(En 72 heures, le technocrate est devenu l’homme du peuple)
Le Président Patrice Talon l’avait dit et il l’a fait. En effet, dans une interview accordée à Jeune Afrique et publiée le 14 mars 2025 soit environ 7 mois plus tôt, Patrice Talon s’était déjà projeté dans la période post-présidentielle. Il y affirmait avec force : « Le prochain président du Bénin sera mon président, celui de mon pays, de ma famille, de ma communauté et de tout ce qui m’est cher. Il est évident que je serai attentif à ce qu’il n’ait pas pour projet de déconstruire les réformes que nous aurons accomplies en dix ans… » .
N’est ce pas ce qui vient de se réaliser avec la désignation de son Ministre d’État chargé de l’économie et des finances, en la personne de Romuald Wadagni ?
Il y a des moments où l’histoire politique d’un pays semble s’accélérer. En l’espace de 72 heures, le Bénin a vécu l’un de ces instants charnières où la désignation d’un homme cristallise non seulement les attentes d’un régime, mais aussi les espérances d’un peuple. Romuald Wadagni, jusque-là perçu comme un technocrate compétent et réservé, vient d’opérer une mue spectaculaire : il est désormais l’homme du moment, l’homme du peuple, investi d’un souffle national qui transcende les appartenances partisanes.
Ce qui aurait pu rester un simple choix stratégique du président Patrice Talon s’est transformé, en quelques jours, en un véritable phénomène politique. Une vague de félicitations, de soutiens et de prises de position inédites s’est abattue sur la scène publique béninoise, confirmant que Romuald Wadagni n’est pas seulement désigné : il est légitimé.
Un rassemblement national inédit
Que faut-il lire dans les soutiens venus de tous bords ? L’ancien président de la République, Nicéphore Dieudonné Soglo, figure tutélaire de notre démocratie, n’a pas hésité à saluer publiquement ce choix, relevant dans Romuald Wadagni « une rigueur morale, une compétence éprouvée et un profond attachement aux valeurs républicaines ». Un tel adoubement, venant d’un homme de cette stature, n’a rien d’anodin : il signifie que la relève est possible, et qu’elle est crédible.

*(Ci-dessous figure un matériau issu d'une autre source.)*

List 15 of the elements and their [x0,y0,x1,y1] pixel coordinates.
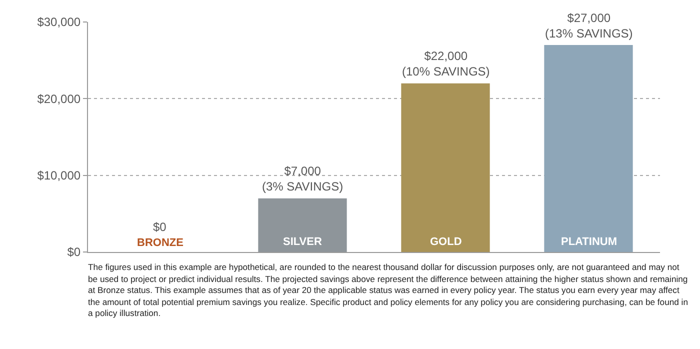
data-label: $7,000 (3% SAVINGS) [262,164,344,194]
x-tick-label: SILVER [283,236,322,248]
y-tick-label: $10,000 [37,168,81,183]
bar [544,45,633,252]
text: The figures used in this example are hypothetical, are rounded to the nearest thousand dollar for discussion purposes only, are not guaranteed and may not be used to project or predict individual results. The projected savings above represent the difference between attaining the higher status shown and remaining at Bronze status. This example assumes that as of year 20 the applicable status was earned in every policy year. The status you earn every year may affect the amount of total potential premium savings you realize. Specific product and policy elements for any policy you are considering purchasing, can be found in a policy illustration. [88,262,688,320]
y-tick-label: $20,000 [37,92,81,106]
data-label: $27,000 (13% SAVINGS) [545,11,633,41]
y-tick-label: $30,000 [37,15,81,30]
x-tick-label: PLATINUM [561,236,618,248]
y-tick-label: $0 [67,245,81,260]
x-tick-label: BRONZE [137,237,184,249]
bar [401,83,490,252]
x-tick-label: GOLD [430,236,462,248]
data-label: $22,000 (10% SAVINGS) [402,49,490,79]
data-label: $0 [153,220,167,234]
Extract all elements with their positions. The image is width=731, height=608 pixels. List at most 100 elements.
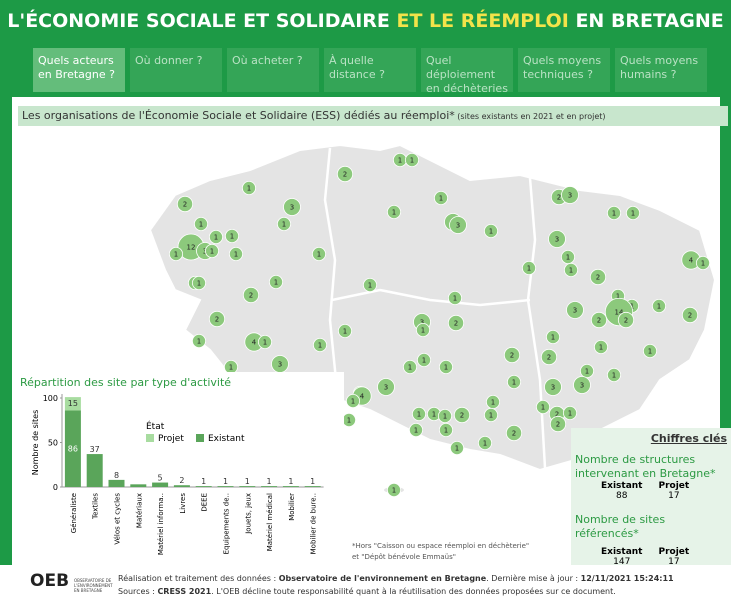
x-tick-label: Mobilier de bure.. <box>310 493 318 554</box>
site-circle <box>573 376 591 394</box>
site-label: 1 <box>541 404 545 412</box>
value-label: 1 <box>223 477 228 486</box>
y-axis-label: Nombre de sites <box>31 410 40 476</box>
site-circle <box>607 205 622 220</box>
site-circle <box>191 333 206 348</box>
site-circle <box>386 482 401 497</box>
site-circle <box>276 216 291 231</box>
bar <box>173 485 190 487</box>
site-circle <box>283 198 301 216</box>
site-circle <box>696 255 711 270</box>
title-part: L'ÉCONOMIE SOCIALE ET SOLIDAIRE <box>7 10 397 32</box>
logo-caption: OBSERVATOIRE DE L'ENVIRONNEMENT EN BRETA… <box>74 578 113 593</box>
value-label: 37 <box>90 445 100 454</box>
site-circle <box>548 230 566 248</box>
site-circle <box>564 262 579 277</box>
site-label: 1 <box>199 221 203 229</box>
site-circle <box>607 367 622 382</box>
site-label: 1 <box>318 342 322 350</box>
site-label: 2 <box>460 412 464 420</box>
tab[interactable]: Où acheter ? <box>227 48 321 92</box>
tab[interactable]: Quels moyens techniques ? <box>518 48 612 92</box>
site-label: 1 <box>263 339 267 347</box>
site-circle <box>566 301 584 319</box>
tab[interactable]: Quels acteurs en Bretagne ? <box>33 48 127 92</box>
site-circle <box>483 223 498 238</box>
site-label: 1 <box>197 280 201 288</box>
footer-text: Observatoire de l'environnement en Breta… <box>278 574 487 583</box>
site-circle <box>362 277 377 292</box>
site-label: 1 <box>453 295 457 303</box>
site-label: 1 <box>247 185 251 193</box>
x-tick-label: Equipements de.. <box>223 493 231 554</box>
site-circle <box>522 260 537 275</box>
site-label: 1 <box>455 445 459 453</box>
footer-text: Réalisation et traitement des données : <box>118 574 279 583</box>
value-label: 1 <box>288 477 293 486</box>
site-label: 1 <box>599 344 603 352</box>
bar <box>261 486 278 487</box>
site-label: 2 <box>555 411 559 419</box>
site-circle <box>208 310 226 328</box>
site-circle <box>224 228 239 243</box>
site-label: 1 <box>612 210 616 218</box>
site-circle <box>506 374 521 389</box>
header-title: L'ÉCONOMIE SOCIALE ET SOLIDAIRE ET LE RÉ… <box>0 10 731 32</box>
value-label: 5 <box>158 474 163 483</box>
site-circle <box>483 407 498 422</box>
site-label: 3 <box>420 319 424 327</box>
site-label: 1 <box>483 440 487 448</box>
x-tick-label: Généraliste <box>70 493 78 533</box>
site-circle <box>404 152 419 167</box>
footer-text: CRESS 2021 <box>157 587 212 596</box>
x-tick-label: Vélos et cycles <box>114 493 122 545</box>
tab[interactable]: Quels moyens humains ? <box>615 48 709 92</box>
x-tick-label: Jouets, jeux <box>244 493 252 535</box>
site-label: 3 <box>568 192 572 200</box>
key-title: Chiffres clés <box>650 432 727 445</box>
site-circle <box>438 359 453 374</box>
key-value: 88 <box>616 491 628 501</box>
site-circle <box>312 337 327 352</box>
tab[interactable]: Où donner ? <box>130 48 224 92</box>
value-label: 1 <box>310 477 315 486</box>
site-label: 1 <box>210 248 214 256</box>
site-label: 1 <box>230 233 234 241</box>
site-circle <box>549 415 567 433</box>
site-label: 1 <box>631 210 635 218</box>
key-figures: Chiffres clés Nombre de structures inter… <box>571 428 731 567</box>
value-label: 1 <box>267 477 272 486</box>
map-note: et "Dépôt bénévole Emmaüs" <box>352 553 456 561</box>
tab[interactable]: Quel déploiement en déchèteries ? <box>421 48 515 109</box>
site-label: 1 <box>444 364 448 372</box>
site-circle <box>377 378 395 396</box>
site-circle <box>345 393 360 408</box>
site-label: 1 <box>569 267 573 275</box>
site-label: 1 <box>566 254 570 262</box>
site-label: 1 <box>398 157 402 165</box>
bar <box>64 397 81 411</box>
site-circle <box>449 216 467 234</box>
footer-line: Réalisation et traitement des données : … <box>118 574 674 583</box>
site-label: 12 <box>187 244 196 252</box>
site-circle <box>505 424 523 442</box>
site-circle <box>228 246 243 261</box>
chart-background <box>14 372 344 565</box>
site-label: 2 <box>557 194 561 202</box>
x-tick-label: Matériel médical <box>266 493 274 551</box>
footer-line: Sources : CRESS 2021. L'OEB décline tout… <box>118 587 616 596</box>
x-tick-label: Livres <box>179 493 187 514</box>
footer-text: . Dernière mise à jour : <box>486 574 581 583</box>
site-label: 1 <box>616 293 620 301</box>
tab[interactable]: À quelle distance ? <box>324 48 418 92</box>
site-circle <box>589 268 607 286</box>
site-label: 1 <box>368 282 372 290</box>
key-header: Existant <box>601 547 643 557</box>
logo: OEB <box>30 571 70 591</box>
site-circle <box>204 243 219 258</box>
site-label: 1 <box>417 411 421 419</box>
site-label: 1 <box>414 427 418 435</box>
value-label: 15 <box>68 399 78 408</box>
site-circle <box>449 440 464 455</box>
site-label: 4 <box>252 339 257 347</box>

Plus surprenant encore, le député Basile AHOSSI, connu pour sa posture d’opposant mesuré, a tenu à marquer sa position : il voit en Wadagni un interlocuteur valable, un homme de dialogue, capable de sortir le débat politique béninois de la conflictualité stérile. Quand l’opposition reconnaît la légitimité d’un choix du pouvoir, c’est que quelque chose d’exceptionnel est en train de se produire.
Enfin, Ousmane Batoko, ancien président de la Cour suprême, homme de loi et d’équilibre, a souligné les qualités de discernement et de loyauté républicaine du candidat désigné. Ce soutien institutionnel et moral achève de dresser le portrait d’un homme autour duquel se dessine une nouvelle idée du pouvoir : le pouvoir au service de l’État, et non l’inverse.
De la compétence à la confiance populaire
Ce qui frappe dans cette montée en puissance, c’est la manière dont la base populaire s’est appropriée Romuald Wadagni. Ce dernier n’a pas eu besoin de discours populistes, ni de promesses creuses. Il lui a suffi d’exister dans le regard du peuple comme un homme sérieux, intègre, visionnaire, pour que la machine s’emballe.
La jeunesse, longtemps tenue à distance des grandes décisions politiques, voit en lui un modèle d’ascension républicaine. Les professionnels, les intellectuels, les entrepreneurs reconnaissent sa signature dans la stabilité macroéconomique du pays. Les couches défavorisées perçoivent en lui un homme neuf, non corrompu par les jeux de pouvoir traditionnels, et capable d’impulser une politique de développement plus équitable.
Un tournant pour le Bénin
Ce que révèle l’adhésion massive autour de Romuald Wadagni, c’est une soif de dépassement. Dépassement des divisions partisanes, dépassement des clivages générationnels, dépassement des routines politiques.
En trois jours, Romuald Wadagni a prouvé qu’il était plus qu’un dauphin : il est un recours. Un point d’équilibre. Une synthèse entre la continuité de l’action publique et le besoin profond de renouvellement.
Un souffle nouveau sur la République
Il reste, bien sûr, des épreuves à franchir, des débats à mener, des résistances à surmonter. Mais une chose est certaine : le peuple a parlé, et il n’a pas attendu les urnes pour le faire. En 72 heures, Romuald Wadagni est passé du statut de ministre respecté à celui d’homme politique du peuple, avec une assise symbolique et sociale que peu de candidats peuvent revendiquer à ce stade.
Le Bénin n’a peut-être pas encore officiellement choisi son futur président, mais il vient d’adopter un homme.